FCC Moves to Kill the Rule That Made ISPs Show You Their Real Fees
Key takeaways
- The FCC under chair Brendan Carr is moving to end the Biden-era broadband nutrition label requirement for ISPs
- Roughly 42 percent of American households have access to only one broadband provider at speeds above 25 Mbps
- ISPs have been documented charging between five and fifty dollars per month in fees on top of advertised rates
If you have ever signed up for broadband only to discover the actual monthly bill is notably higher than the advertised price, you will already understand why this matters. The FCC is moving to end a Biden-era rule that required internet service providers to clearly disclose all of their fees upfront, and the timing could not be more frustrating for consumers.
The rule in question, introduced during the Biden administration, mandated that ISPs display a standardised 'broadband nutrition label' before customers signed up. The label had to list the full price including every additional fee, the typical download and upload speeds during peak hours, and data cap details. It was, by any reasonable measure, one of the more sensible pieces of consumer technology regulation to come out of Washington in recent years.
What the Labels Actually Revealed
When the labels rolled out, the results were illuminating. Advocacy groups documented ISPs charging anywhere from five to fifty dollars per month in fees on top of advertised rates. These included things like 'broadcast TV fees', 'regional sports network fees', 'internet infrastructure surcharges', and my personal favourite, 'network enhancement fees', which are largely invented cost recovery mechanisms that bear no relationship to any actual expense.

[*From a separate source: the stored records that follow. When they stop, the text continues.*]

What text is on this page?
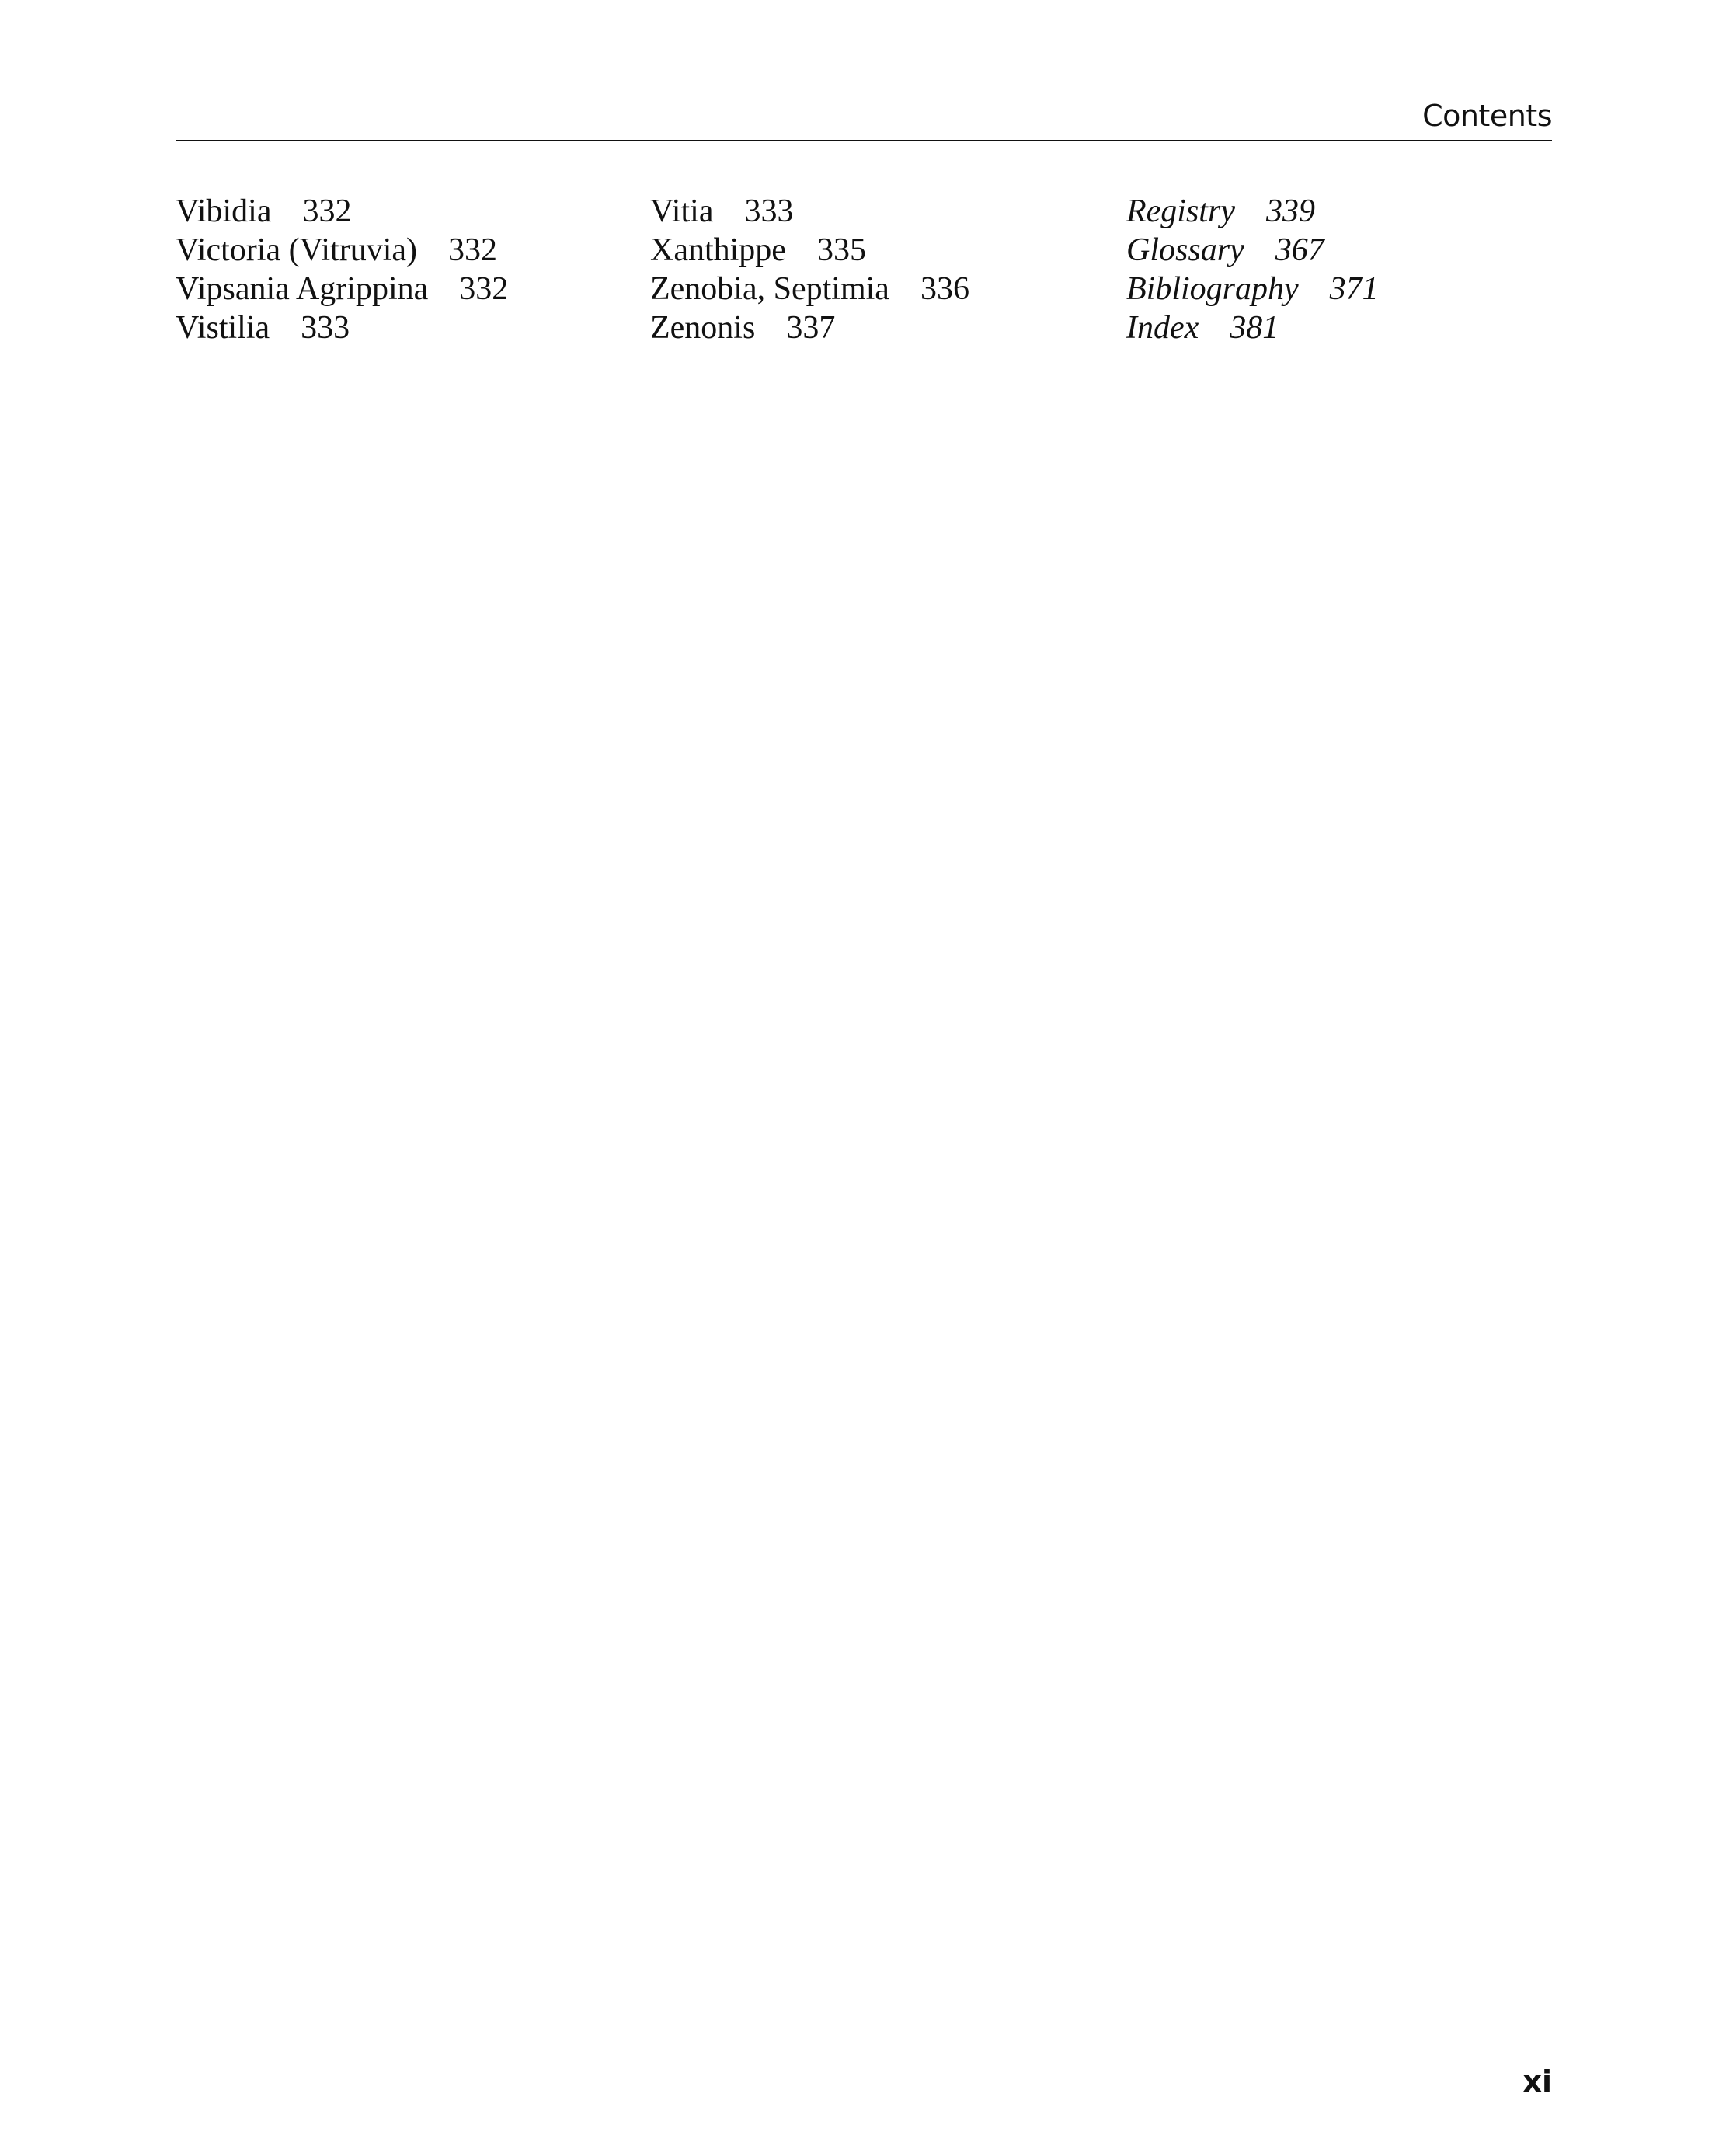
Contents
Vibidia 332
Victoria (Vitruvia) 332
Vipsania Agrippina 332
Vistilia 333
Vitia 333
Xanthippe 335
Zenobia, Septimia 336
Zenonis 337
Registry 339
Glossary 367
Bibliography 371
Index 381
xi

The nutrition label format made these visible in a standardised way for the first time. Comparison shopping between providers became meaningfully easier because you were comparing total cost to total cost, not teaser rate to teaser rate. Consumer advocacy organisations reported that complaints about unexpected billing practices dropped in markets where providers had complied fully with the requirement.
The FCC's Reasoning
The current FCC, under Trump-appointed chair Brendan Carr, has argued that the rule represents regulatory overreach and imposes compliance costs on providers. The formal position is that market competition is sufficient to discipline ISP pricing practices without mandated disclosure formats.
This argument would be more convincing if broadband in the United States were a genuinely competitive market. It is not. Roughly 42 percent of American households have access to only one broadband provider at speeds above 25 megabits per second, according to figures from the FCC's own broadband mapping data. A significant portion of the remaining 58 percent have access to two providers, which is not a competition level that tends to produce consumer-protective pricing behaviour.
When you cannot switch, the market cannot discipline. Disclosure requirements exist precisely because competition cannot be relied upon to do the work.
What Happens Next
The rule does not disappear overnight. The FCC will go through a formal rulemaking process, which includes a comment period during which consumer groups, academics, and the public can weigh in. Those comments are part of the public record and can form the basis of legal challenges if the final rule is later contested.
Several state attorneys general have indicated they will look at whether state-level consumer protection laws can fill the gap if the federal requirement disappears. California, which has historically moved to mirror or exceed federal consumer tech protections, is the most likely candidate to act independently.
For consumers in the meantime, the practical advice is unchanged: always ask for the total monthly cost in writing before signing any broadband contract, get it in email form rather than a verbal commitment from a sales call, and check for any contract exit fees. None of this should be necessary, but here we are.
The quiet irony is that ISPs themselves publish the per-fee breakdowns in their own billing systems. They know exactly what they charge. The only question is whether they are required to tell you before you commit. Apparently that is the part the FCC now considers optional.